3. I couldn't have picked a better group of females to call my friends. They're fucking amazing and I'm just upset it took me so long to find them!

Now... even after all this craze and confusion... round two is coming up starting tomorrow... and sweet Baby Jesus, please give me strength to make it through the next week... and then I swear, never again.

I'm allowed to act wild just once in my life... right? What better reason than me saying "Fuck, guys, I totally graduated even after fucking up three classes... I came right back and kicked motherfucking ass!! And NO, I'm NOT going to be a fucking doctor... fuck medical school! I'll die of alcohol poisoning instead." (And no, believe it or not, I did not say that ONCE this weekend... even while intoxicated. Ok... maybe I did say "And NO, I'm NOT going to be a fucking doctor... fuck medical school!" once)
I'll be sweet, designated driver, ex-Catholic School teacher AnoMALIE once again... until I go to London this February and hunt down the Manchester U squad all over England, that is... haaaaa... all bets are off then... ALL bets.

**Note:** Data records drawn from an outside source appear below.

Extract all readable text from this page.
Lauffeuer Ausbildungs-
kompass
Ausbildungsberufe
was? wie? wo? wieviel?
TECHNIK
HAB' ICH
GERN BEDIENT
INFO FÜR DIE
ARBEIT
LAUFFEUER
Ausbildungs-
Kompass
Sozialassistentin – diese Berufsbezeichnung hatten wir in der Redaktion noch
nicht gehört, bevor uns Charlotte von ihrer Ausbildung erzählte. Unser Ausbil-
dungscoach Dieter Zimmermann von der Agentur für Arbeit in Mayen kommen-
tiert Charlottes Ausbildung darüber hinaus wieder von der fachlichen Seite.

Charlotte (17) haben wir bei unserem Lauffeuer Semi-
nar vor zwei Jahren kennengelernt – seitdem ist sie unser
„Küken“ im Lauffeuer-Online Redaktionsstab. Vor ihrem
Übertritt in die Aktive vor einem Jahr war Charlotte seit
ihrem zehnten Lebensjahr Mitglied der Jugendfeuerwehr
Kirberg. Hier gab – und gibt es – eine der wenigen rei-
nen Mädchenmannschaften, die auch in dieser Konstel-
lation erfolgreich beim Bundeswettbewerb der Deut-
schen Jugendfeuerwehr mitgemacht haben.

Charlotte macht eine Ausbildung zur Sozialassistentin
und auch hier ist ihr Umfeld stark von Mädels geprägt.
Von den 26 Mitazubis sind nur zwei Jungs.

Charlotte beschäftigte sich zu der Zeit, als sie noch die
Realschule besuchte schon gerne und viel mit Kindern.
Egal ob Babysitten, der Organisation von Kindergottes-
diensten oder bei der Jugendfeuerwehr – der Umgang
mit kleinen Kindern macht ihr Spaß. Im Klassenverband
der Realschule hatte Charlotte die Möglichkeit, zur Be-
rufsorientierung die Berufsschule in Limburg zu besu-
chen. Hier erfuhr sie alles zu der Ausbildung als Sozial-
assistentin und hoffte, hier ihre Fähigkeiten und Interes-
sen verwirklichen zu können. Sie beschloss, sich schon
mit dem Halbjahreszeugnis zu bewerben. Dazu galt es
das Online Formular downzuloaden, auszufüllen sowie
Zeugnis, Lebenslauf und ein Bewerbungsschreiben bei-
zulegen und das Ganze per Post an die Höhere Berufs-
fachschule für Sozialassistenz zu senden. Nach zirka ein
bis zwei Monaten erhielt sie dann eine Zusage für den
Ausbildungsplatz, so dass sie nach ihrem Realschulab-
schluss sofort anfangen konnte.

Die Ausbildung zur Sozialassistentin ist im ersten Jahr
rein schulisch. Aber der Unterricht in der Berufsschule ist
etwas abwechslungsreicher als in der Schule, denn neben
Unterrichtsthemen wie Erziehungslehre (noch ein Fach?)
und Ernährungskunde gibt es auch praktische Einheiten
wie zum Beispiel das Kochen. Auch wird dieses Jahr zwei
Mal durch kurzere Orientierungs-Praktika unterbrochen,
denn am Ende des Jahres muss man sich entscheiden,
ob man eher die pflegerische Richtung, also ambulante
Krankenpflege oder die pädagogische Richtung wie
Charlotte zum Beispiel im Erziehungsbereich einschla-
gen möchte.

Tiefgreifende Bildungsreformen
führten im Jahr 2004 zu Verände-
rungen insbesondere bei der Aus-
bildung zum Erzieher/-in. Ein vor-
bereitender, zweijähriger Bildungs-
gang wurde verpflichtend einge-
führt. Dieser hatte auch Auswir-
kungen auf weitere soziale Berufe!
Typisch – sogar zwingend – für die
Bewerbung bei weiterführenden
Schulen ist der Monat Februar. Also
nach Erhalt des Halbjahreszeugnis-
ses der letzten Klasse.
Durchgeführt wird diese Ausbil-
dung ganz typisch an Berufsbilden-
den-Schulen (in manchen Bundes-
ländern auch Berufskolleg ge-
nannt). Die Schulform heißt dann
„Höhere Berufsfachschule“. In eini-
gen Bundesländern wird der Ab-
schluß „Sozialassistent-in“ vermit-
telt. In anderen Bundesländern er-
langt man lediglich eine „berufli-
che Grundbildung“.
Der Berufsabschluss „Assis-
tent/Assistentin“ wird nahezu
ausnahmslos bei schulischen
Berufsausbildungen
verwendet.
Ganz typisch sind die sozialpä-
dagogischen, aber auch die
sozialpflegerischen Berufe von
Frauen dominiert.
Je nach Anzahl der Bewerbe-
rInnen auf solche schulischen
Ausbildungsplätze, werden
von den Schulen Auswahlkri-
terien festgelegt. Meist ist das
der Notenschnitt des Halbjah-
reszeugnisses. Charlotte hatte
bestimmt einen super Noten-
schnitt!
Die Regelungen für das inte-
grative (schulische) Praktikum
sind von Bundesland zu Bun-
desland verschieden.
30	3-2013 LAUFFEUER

Which reminds me: Merry Christmas (I only got one crappy present this year: an off-teal/grey sweater... with beaded roses all over... that totally screams "I'm a 40-year-old soccer Mom whose husband is totally boning the nanny, but I don't give a fuck because I'm an alcoholic and have a country club membership, and I myself get boned by all the pool boys! Do I need to get some more Botox?" Hot stuff)!!